In most cases, the leaks were due to third party developers embedding hard-coded credentials in code, rather than using private repositories. In many cases, the data had been exposed for several months or years and some developers had simply abandoned repositories when they were no longer needed, without deleting data. The entities concerned may not have realized that GitHub was being used but did not help by failing to implement two-factor authentication, which allowed the hard-coded credentials to be used to access email and other accounts.
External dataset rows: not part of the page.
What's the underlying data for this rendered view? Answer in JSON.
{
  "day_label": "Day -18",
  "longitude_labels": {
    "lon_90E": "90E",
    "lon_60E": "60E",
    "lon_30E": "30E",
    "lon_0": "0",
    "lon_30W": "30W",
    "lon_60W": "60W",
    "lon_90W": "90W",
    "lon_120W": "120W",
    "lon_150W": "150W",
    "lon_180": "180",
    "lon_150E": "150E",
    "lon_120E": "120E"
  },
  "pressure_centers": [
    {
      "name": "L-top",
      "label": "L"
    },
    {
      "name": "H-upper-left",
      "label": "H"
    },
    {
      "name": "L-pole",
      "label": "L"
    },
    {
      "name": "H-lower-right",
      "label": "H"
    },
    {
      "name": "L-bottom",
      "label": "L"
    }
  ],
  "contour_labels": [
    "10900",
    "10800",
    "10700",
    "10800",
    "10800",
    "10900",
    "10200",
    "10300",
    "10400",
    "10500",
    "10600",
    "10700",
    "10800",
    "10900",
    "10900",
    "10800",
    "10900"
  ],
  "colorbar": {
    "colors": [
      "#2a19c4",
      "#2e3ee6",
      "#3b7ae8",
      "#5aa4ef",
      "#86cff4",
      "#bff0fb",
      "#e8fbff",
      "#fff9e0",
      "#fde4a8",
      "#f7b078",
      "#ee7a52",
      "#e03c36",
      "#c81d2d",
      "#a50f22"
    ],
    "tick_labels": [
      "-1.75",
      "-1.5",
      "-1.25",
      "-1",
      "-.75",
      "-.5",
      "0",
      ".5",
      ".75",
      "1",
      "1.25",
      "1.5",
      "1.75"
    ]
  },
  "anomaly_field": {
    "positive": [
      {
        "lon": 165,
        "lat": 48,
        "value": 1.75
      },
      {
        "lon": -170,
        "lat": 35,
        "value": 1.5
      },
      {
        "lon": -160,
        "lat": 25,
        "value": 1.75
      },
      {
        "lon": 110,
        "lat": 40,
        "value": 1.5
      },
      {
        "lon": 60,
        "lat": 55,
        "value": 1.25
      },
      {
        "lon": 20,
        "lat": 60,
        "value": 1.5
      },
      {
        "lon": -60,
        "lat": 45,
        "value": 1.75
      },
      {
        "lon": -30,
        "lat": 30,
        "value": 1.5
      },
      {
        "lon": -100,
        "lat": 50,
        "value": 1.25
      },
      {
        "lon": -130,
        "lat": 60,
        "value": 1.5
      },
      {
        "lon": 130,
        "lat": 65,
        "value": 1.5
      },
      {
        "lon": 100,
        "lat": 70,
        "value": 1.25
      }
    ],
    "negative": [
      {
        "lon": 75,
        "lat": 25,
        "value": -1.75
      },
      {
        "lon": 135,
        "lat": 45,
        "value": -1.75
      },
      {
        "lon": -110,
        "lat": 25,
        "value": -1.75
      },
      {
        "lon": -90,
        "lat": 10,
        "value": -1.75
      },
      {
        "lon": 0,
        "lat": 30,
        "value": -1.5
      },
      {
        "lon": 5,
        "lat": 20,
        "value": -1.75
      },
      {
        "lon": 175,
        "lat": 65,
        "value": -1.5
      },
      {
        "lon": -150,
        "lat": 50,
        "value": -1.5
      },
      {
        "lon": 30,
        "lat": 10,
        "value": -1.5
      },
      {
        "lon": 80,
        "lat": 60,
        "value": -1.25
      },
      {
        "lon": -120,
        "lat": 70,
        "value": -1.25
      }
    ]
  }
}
Healthcare organizations may not realize GitHub is being used and data is being exposed. All it takes is for a developer to make a mistake for a data breach to occur. In some cases, contracted developers have continued to make the same mistakes with client after client, most likely unaware of the regulations covering healthcare data and the potential consequences of data exposure. One such developer, dubbed The Typhoid Mary of Data Leaks, appeared to have made just about every security mistake that was possible, across multiple clients.

The research highlights the importance of auditing vendors such as software developers, even if they have signed a business associate agreement, to make sure that they are not inadvertently exposing data or giving hackers easy access to their employers’ systems. It is also important for organizations to act on attempts by researchers to notify them of data breaches through responsible disclosures as, in at least three cases, Ursem’s attempts to alert the entities to the breaches were not acted on because they thought they were social engineering attempts. As a result of the inaction, data were exposed for even longer, giving malicious actors even more time to find and steal sensitive information.

Details of the data exposures and risk of data breaches via GitHub have been published in the report, No Need to Hack When It’s Leaking.